Yuliana mengatakan, pendekatan non-yudisial, baik untuk korban pelanggaran HAM di masa lalu. Tapi, tegasnya, tidak berdampak positif bagi korban tindakan serupa di masa depan, ketika kekerasan serupa terjadi lagi.
Namun lebih dari itu, Yuliana mengatakan proses hukum juga akan memberikan manfaat bagi korban, sebagaimana proses non-yudisial. Menurut undang-undang yang ada, jika pengadilan HAM berjalan, pelaku menerima hukuman, maka pengadilan juga akan memberikan hak-hak korban. Misalnya, hak untuk mendapatkan kompensasi, restitusi, rehabilitasi nama baik dan hak-hak lain.
“Itu adalah hak korban, yang akan secara otomatis dia terima, setelah proses hukum itu jalan,” ujar Yuliana.
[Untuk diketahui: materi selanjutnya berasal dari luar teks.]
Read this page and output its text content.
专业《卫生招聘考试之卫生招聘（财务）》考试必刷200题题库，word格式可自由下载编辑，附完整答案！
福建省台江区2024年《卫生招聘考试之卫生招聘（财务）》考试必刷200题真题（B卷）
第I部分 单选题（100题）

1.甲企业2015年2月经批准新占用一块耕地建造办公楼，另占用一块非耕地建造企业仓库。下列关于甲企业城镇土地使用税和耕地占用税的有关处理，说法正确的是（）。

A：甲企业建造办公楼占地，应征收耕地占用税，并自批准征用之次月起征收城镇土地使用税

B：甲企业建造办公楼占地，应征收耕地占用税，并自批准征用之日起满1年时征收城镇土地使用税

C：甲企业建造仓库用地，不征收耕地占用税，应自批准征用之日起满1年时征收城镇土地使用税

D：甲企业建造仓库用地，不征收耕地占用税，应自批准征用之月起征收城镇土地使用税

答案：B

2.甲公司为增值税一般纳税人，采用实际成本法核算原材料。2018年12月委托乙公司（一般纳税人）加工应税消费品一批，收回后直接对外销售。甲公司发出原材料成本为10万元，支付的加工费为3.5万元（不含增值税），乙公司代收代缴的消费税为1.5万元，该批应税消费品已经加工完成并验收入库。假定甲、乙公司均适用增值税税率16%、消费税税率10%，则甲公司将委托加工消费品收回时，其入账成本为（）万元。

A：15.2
Langkah non-yudisial juga dikhawatirkan akan dimanfaatkan pelaku pelanggaran HAM berat. Hanya di Papua, kata Yuliana, aparat militer meletakkan uang di atas peti mati korban, sebagai bentuk kompensasi dan penghindaran dari hukum. Lebih buruk lagi, uang yang biasanya dipakai untuk pembayaran denda atas terbunuhnya korban itu, adalah uang pemerintah daerah. Anggaran yang semestinya bisa dipakai untuk sektor pendidikan atau kesehatan, justru digunakan untuk membayar denda akibat pelanggaran HAM.
Terbitkan Inpres dan Keppres
Presiden Joko Widodo sendiri sudah mengeluarkan Instruksi Presiden (Inpres) Nomor 2/2023 tentang Pelaksanaan Rekomendasi Penyelesaian Non-Yudisial Pelanggaran HAM yang Berat. Instruksi itu diberikan kepada 16 menteri yang ada di kabinet, jaksa agung, Panglima TNI dan Kapolri.
Diantara instruksi yang diberikan adalah mengambil langkah-langkah yang diperlukan secara terkoordinasi dan terintegrasi sesuai tugas, fungsi, dan kewenangan masing-masing untuk melaksanakan rekomendasi Tim PPHAM. Rekomendasi itu sendiri berupa memulihkan hak korban dan mencegah agar pelanggaran hak asasi manusia yang berat tidak akan terjadi lagi.
Selain itu, Jokowi juga menerbitkan Keputusan Presiden (Keppres) Nomor 4/2023 tentang Tim Pemantau Pelaksanaan Rekomendasi Penyelesaian Non-yudisial Pelanggaran Hak Asasi Manusia yang Berat. Tim ini bertanggung jawab langsung kepada Presiden.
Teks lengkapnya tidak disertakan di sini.